If you run this latest program against the test set, test case 5 should fail — in fact, the program should crash. The point here is simply that by creating an equivalent mutant, I increased the detection power of the test suite. Why? Because finding the problem with test3.class — the equivalent mutant program — would have helped us find the mutant in the program test2.class when Mutant 2 was applied to it.
I think that this is actually very fascinating because it leads us to a provisional conclusion that it’s possible to increase the thoroughness/accuracy — and thus, efficacy — of the test suite in one of two ways: first, increase the number of test cases in a given set of tests; second, run equivalent mutants against the set of tests.
That second conclusion is important because it indicates that mutants can, at least potentially, help make testing a bit more effective. With these simple Java examples, each mutant was created by manually making a single change to an existing program. That said, these programs were quite simple. The process of generating mutants is difficult and time consuming and can be computationally expensive. So if mutation testing is to become a part of a test strategy, care must be taken in terms of how to implement the technique.
All of this, I realize, may sound very pie-in-the-sky. Keep in mind, however, that any time the developers change an application you, as a tester, are effectively applying your regression test set to a mutant.
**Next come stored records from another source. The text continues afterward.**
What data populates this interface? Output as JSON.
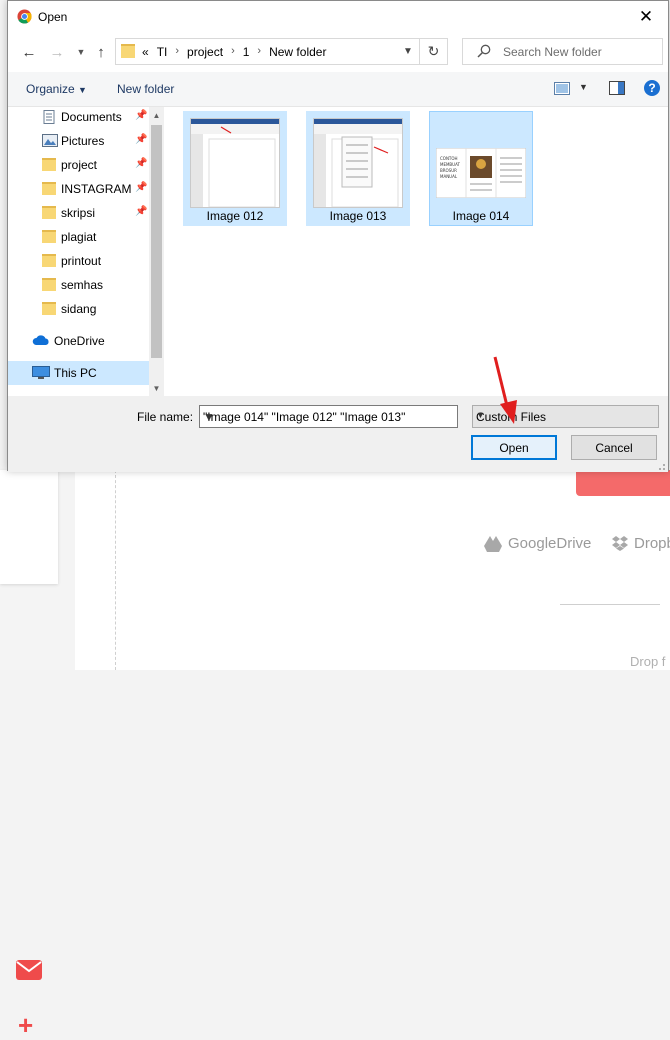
{
  "dialog": {
    "title": "Open",
    "breadcrumbs": [
      "TI",
      "project",
      "1",
      "New folder"
    ],
    "breadcrumb_prefix": "«",
    "search_placeholder": "Search New folder",
    "toolbar": {
      "organize": "Organize",
      "new_folder": "New folder"
    },
    "nav_items": [
      {
        "label": "Documents",
        "icon": "documents-icon",
        "pinned": true
      },
      {
        "label": "Pictures",
        "icon": "pictures-icon",
        "pinned": true
      },
      {
        "label": "project",
        "icon": "folder-icon",
        "pinned": true
      },
      {
        "label": "INSTAGRAM",
        "icon": "folder-icon",
        "pinned": true
      },
      {
        "label": "skripsi",
        "icon": "folder-icon",
        "pinned": true
      },
      {
        "label": "plagiat",
        "icon": "folder-icon",
        "pinned": false
      },
      {
        "label": "printout",
        "icon": "folder-icon",
        "pinned": false
      },
      {
        "label": "semhas",
        "icon": "folder-icon",
        "pinned": false
      },
      {
        "label": "sidang",
        "icon": "folder-icon",
        "pinned": false
      },
      {
        "label": "OneDrive",
        "icon": "onedrive-icon",
        "pinned": false
      },
      {
        "label": "This PC",
        "icon": "this-pc-icon",
        "pinned": false,
        "selected": true
      }
    ],
    "files": [
      {
        "name": "Image 012"
      },
      {
        "name": "Image 013"
      },
      {
        "name": "Image 014",
        "focused": true
      }
    ],
    "thumb_text_014": [
      "CONTOH",
      "MEMBUAT",
      "BROSUR",
      "MANUAL"
    ],
    "file_name_label": "File name:",
    "file_name_value": "\"Image 014\" \"Image 012\" \"Image 013\"",
    "file_type": "Custom Files",
    "open_label": "Open",
    "cancel_label": "Cancel"
  },
  "background": {
    "cloud_google": "GoogleDrive",
    "cloud_dropbox": "Dropb",
    "drop_text": "Drop f",
    "accent": "#ef4b4b"
  },
  "colors": {
    "selection": "#cce8ff",
    "primary_border": "#0078d7",
    "annotation_arrow": "#e01e1e"
  }
}
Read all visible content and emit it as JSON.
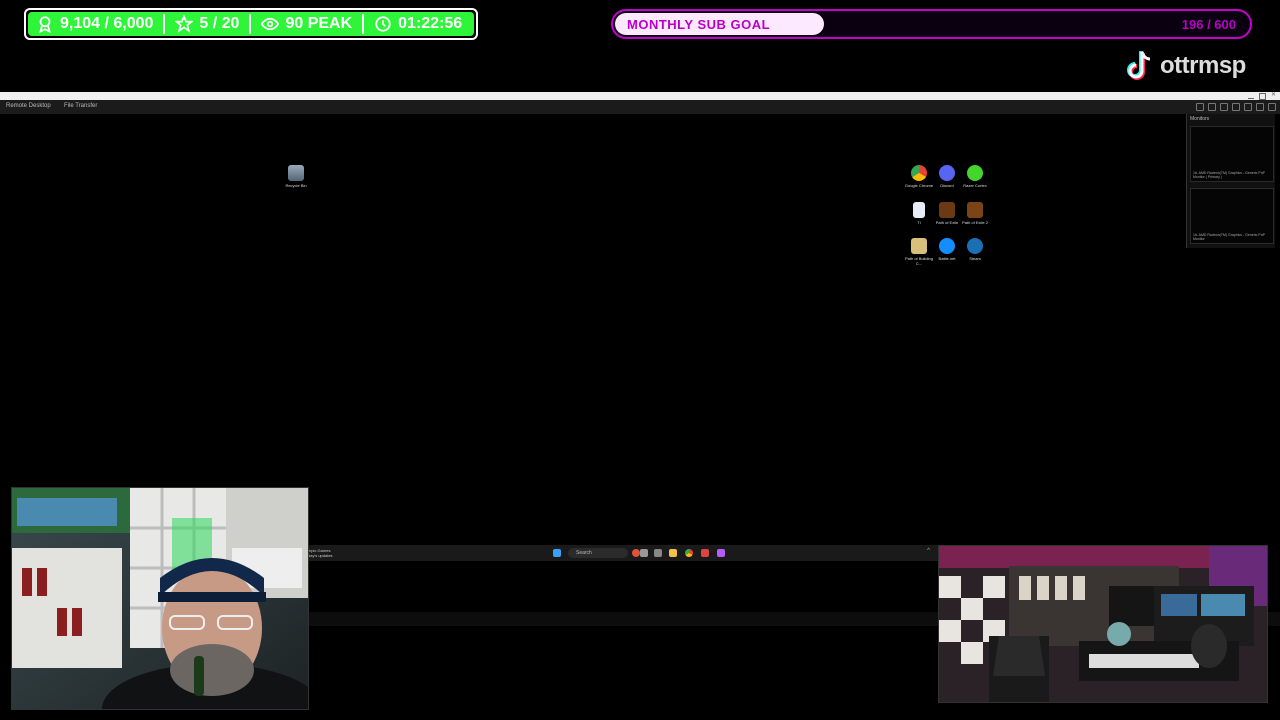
{
  "stats": {
    "followers": "9,104 / 6,000",
    "stars": "5 / 20",
    "viewers": "90 PEAK",
    "timer": "01:22:56",
    "accent": "#2ef53a"
  },
  "sub_goal": {
    "label": "MONTHLY SUB GOAL",
    "count": "196 / 600",
    "progress": 0.33,
    "color": "#c400d0"
  },
  "tiktok": {
    "handle": "ottrmsp",
    "icon": "tiktok-icon"
  },
  "remote_window": {
    "toolbar": {
      "tab_remote": "Remote Desktop",
      "tab_file": "File Transfer"
    },
    "desktop_icons": [
      {
        "label": "Recycle Bin",
        "icon": "recycle-bin-icon"
      },
      {
        "label": "Google Chrome",
        "icon": "chrome-icon"
      },
      {
        "label": "Discord",
        "icon": "discord-icon"
      },
      {
        "label": "Razer Cortex",
        "icon": "razer-cortex-icon"
      },
      {
        "label": "TI",
        "icon": "file-icon"
      },
      {
        "label": "Path of Exile",
        "icon": "poe-icon"
      },
      {
        "label": "Path of Exile 2",
        "icon": "poe2-icon"
      },
      {
        "label": "Path of Building C...",
        "icon": "pob-icon"
      },
      {
        "label": "Battle.net",
        "icon": "battlenet-icon"
      },
      {
        "label": "Steam",
        "icon": "steam-icon"
      }
    ],
    "monitors": {
      "header": "Monitors",
      "items": [
        {
          "caption": "1#. AMD Radeon(TM) Graphics - Generic PnP Monitor ( Primary )"
        },
        {
          "caption": "1#. AMD Radeon(TM) Graphics - Generic PnP Monitor"
        }
      ]
    },
    "taskbar": {
      "notification_title": "mpic Games",
      "notification_sub": "day's updates",
      "search_label": "Search"
    }
  }
}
So, in a way, you’re always doing “mutation testing” but what I’m advocating here is having a more controlled approach to it in terms of more proactively determining how efficacious a given test set is.
If you are considering mutation testing as part of a test strategy there are two ways to approach this.
- You need to be able to work with the developers to create meaningful non-equivalent mutants if you want to focus on more unit-based tests to determine application sensitivity.
- You need to be able to work with the developers to focus on creating meaningful equivalent mutants if you want to focus on test sensitivity.
In both cases the emphasis is on error detection but the focus of the technique changes a bit depending upon what you’re actively seeking. It can be difficult to generate the meaningful non-equivalent mutants, at least in some boilerplate fashion although it’s much easier to generate equivalent mutants.
Obviously this was a bit of a whirlwind tour into the idea of mutation testing. I hope to revisit this topic in some more depth later on.